Here's an example of what I want to do:
Input:
@derik I was there and it was awesome! !! http://url.picture.whatever #hash_tag
Output:
I was there and it was awesome!
So words with punctuation can stay in the file (in fact I need them to stay) but any substring with special characters (including those of punctuation) needs to be trimmed away. This can probably be done with sed, but I just can't figure out the regex. Help.
Thanks!
Upvotes: 1
Views: 129
Reputation: 3451
Here is how it could be done using Perl:
perl -ane 'for $f (@F) {print "$f " if $f =~ /^([a-zA-z-\x27]+[?!;:,.]?|[\d.]+)$/} print "\n"' file
I am using this input text as my test case:
Hello,
How are you doing?
I'd like 2.5 cups of piping-hot coffee.
@derik I was there; it was awesome! !! http://url.picture.whatever #hash_tag
output:
Hello,
How are you doing?
I'd like 2.5 cups of piping-hot coffee.
I was there; it was awesome!
Command-line options:
-n
loop around every line of the input file, do not automatically print it
-a
autosplit mode – split input lines into the @F array. Defaults to splitting on whitespace
-e
execute the perl code
The perl code splits each input line into the @F array, then loops over every field $f and decides whether or not to print it.

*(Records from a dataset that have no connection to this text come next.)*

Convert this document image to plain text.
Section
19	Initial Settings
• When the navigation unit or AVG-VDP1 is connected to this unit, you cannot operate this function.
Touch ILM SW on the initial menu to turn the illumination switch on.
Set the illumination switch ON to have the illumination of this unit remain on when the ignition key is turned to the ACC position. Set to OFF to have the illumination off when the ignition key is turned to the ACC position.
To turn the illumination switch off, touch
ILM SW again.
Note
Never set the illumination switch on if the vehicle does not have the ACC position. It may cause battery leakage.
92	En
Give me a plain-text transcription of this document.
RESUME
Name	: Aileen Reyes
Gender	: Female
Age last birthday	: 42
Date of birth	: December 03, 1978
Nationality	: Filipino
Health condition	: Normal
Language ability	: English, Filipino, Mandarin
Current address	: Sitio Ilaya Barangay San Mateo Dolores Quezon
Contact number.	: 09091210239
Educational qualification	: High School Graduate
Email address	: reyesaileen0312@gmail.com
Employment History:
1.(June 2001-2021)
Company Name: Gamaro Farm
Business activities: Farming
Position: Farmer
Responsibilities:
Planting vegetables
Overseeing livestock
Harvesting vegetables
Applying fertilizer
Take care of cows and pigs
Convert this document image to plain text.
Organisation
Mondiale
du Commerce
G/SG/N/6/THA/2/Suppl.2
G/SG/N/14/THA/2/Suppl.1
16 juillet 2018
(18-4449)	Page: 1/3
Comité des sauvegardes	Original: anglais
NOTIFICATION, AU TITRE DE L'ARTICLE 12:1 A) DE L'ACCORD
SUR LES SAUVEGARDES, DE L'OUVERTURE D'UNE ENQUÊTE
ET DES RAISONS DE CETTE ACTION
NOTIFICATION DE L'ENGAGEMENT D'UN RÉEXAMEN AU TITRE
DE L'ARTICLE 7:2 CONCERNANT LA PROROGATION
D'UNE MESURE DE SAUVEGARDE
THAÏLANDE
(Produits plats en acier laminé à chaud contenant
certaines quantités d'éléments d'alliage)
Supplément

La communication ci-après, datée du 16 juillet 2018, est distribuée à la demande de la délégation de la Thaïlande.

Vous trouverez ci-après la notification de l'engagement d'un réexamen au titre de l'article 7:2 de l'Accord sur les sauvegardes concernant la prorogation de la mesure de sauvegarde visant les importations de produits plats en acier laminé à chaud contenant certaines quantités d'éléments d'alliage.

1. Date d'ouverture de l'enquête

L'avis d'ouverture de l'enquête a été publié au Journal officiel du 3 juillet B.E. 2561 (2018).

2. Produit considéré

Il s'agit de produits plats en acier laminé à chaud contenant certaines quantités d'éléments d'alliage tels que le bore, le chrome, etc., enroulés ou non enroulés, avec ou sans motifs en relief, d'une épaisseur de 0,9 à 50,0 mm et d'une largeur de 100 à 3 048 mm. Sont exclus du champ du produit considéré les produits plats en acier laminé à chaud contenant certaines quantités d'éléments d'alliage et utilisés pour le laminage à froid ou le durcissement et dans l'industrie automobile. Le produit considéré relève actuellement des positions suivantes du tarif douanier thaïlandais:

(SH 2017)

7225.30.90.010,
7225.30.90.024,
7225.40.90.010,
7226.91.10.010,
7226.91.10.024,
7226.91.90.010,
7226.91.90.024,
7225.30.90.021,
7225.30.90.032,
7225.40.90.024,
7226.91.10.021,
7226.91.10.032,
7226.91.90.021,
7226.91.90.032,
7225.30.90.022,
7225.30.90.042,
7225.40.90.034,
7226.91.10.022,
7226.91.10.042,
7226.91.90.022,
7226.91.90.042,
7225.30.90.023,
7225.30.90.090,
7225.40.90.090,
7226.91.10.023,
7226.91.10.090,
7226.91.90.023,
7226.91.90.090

At the end of each line, print a newline character.
The regular expression ^([a-zA-z-\x27]+[?!;:,.]?|[\d.]+)$
is used on each whitespace-delimited word
^
starts with
[a-zA-Z-\x27]+
one or more lowercase or capital letters or a dash or a single quote (\x27)
[?!;:,.]?
zero or one of the following punctuation: ?!;:,.
(|)
alternately match
[\d.]+
one or more numbers or .
$
end
Upvotes: 1
Reputation: 203684
Your requirements aren't clear at all but this MAY be what you want:
$ awk '{rec=sep=""; for (i=1;i<=NF;i++) if ($i~/^[[:alpha:]]+[[:punct:]]?$/) { rec = rec sep $i; sep=" "} print rec}' file
I was there and it was awesome!
Upvotes: 0
Reputation: 445
sed -E 's/[[:space:]][^a-zA-Z0-9[:space:]][^[:space:]]*//g'
will get rid of any words starting with punctuation. Which will get you half way there.
[[:space:]]
is any whitespace character[^a-zA-Z0-9[:space:]]
is any special character[^[:space:]]*
is any number of non whitespace charactersDo it again without a ^
instead of the first [[:space:]]
to get remove those same words at the start of the line.
Upvotes: 0